Publicado em 17/05/2012
Recife (PE) - A vontade que se tem é a de escrever:
por baixo de ondas de infâmia e sangue, a presidenta Dilma instalou a
Comissão da Verdade. E temos essa vontade porque a vemos em um mar que
se abre, pronto a tragá-la e a envolver também os brasileiros
mutilados, perseguidos e assassinados sob a ditadura de 1964. Mas esse
mar, essa conjuração de elementos, que outra coisa não é a não ser a
secular opressão sobre o povo, nos acode também pela memória da tragédia
humana ocorrida a partir do golpe.
Não há espaço nesta coluna, não há espaço em mil colunas para falar
de Ivanovitch, de Eremias Delizoicov, de Soledad Barrett, de Jarbas
Marques, de jovens mortos, de jovens enlouquecidos, de jovens heróicos,
de dramas de consciência que sobrevivem em peles que são uma fantasia
de macabro carnaval.
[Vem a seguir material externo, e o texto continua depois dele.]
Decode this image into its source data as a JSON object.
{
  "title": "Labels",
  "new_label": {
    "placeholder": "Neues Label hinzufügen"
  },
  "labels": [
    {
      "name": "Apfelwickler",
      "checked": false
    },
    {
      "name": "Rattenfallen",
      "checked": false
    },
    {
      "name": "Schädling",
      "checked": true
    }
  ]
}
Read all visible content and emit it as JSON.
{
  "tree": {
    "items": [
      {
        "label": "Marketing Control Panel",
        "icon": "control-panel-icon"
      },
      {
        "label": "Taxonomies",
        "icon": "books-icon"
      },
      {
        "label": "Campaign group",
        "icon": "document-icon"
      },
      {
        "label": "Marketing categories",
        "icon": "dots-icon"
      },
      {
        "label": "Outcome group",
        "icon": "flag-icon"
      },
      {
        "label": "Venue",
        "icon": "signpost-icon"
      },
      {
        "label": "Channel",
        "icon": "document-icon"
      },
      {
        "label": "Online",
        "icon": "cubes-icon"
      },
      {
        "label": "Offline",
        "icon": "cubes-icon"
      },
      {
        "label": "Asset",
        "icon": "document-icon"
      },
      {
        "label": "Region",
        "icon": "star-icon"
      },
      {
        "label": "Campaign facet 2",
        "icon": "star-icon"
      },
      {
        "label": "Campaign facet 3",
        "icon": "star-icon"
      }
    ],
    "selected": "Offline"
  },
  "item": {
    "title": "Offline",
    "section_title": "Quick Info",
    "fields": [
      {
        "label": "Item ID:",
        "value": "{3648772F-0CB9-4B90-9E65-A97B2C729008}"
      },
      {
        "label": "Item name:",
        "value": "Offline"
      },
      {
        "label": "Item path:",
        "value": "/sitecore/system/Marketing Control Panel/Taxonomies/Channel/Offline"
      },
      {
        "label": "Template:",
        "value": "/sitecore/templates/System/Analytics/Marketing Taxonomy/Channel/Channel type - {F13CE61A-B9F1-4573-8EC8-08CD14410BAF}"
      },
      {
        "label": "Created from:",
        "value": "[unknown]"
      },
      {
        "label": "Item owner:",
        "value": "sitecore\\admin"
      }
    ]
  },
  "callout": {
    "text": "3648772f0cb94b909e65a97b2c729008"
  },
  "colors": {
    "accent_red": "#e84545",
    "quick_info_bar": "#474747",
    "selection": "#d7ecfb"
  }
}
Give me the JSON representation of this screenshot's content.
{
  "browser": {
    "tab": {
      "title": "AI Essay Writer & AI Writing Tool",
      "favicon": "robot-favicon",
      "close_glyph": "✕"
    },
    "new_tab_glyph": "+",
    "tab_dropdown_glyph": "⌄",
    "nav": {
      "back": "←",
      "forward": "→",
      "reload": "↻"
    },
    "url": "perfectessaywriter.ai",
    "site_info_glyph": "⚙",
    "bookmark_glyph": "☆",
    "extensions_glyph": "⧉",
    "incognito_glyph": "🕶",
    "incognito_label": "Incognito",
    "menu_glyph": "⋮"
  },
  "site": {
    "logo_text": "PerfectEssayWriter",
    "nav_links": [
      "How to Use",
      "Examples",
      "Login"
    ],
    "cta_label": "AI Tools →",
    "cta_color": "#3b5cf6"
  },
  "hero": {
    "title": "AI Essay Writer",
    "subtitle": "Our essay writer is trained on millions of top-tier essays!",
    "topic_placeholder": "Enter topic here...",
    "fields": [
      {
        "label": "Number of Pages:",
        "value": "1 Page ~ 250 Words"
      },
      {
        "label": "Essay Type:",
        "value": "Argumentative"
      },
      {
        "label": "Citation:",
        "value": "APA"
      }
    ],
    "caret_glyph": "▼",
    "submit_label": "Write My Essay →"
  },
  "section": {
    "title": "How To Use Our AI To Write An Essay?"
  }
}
Não há nem mesmo espaço para cantar, como um poeta
magnífico faria, a coragem de dona Elzita, mãe de Fernando Santa Cruz,
nesta carta de 1975 para Armando Falcão, mais conhecido pelo codinome de
Ministro da Justiça:
“Que clandestinidade seria esta que, repentinamente, transformaria um
filho respeitoso, carinhoso e digno em um ser cruel e desumano, que
desprezaria a dor de sua velha mãe, a aflição de sua jovem esposa e o
carinho de seu filho muito amado?...Espero que não se dê por esgotado
este episódio, mas que seja esclarecido o que realmente aconteceu ao meu
filho para que possamos sair deste imenso sofrimento que nos
encontramos. Nada peço ao Sr. para meu filho a não ser os
esclarecimentos, que tenho direito, sobre o seu paradeiro, e justiça!”.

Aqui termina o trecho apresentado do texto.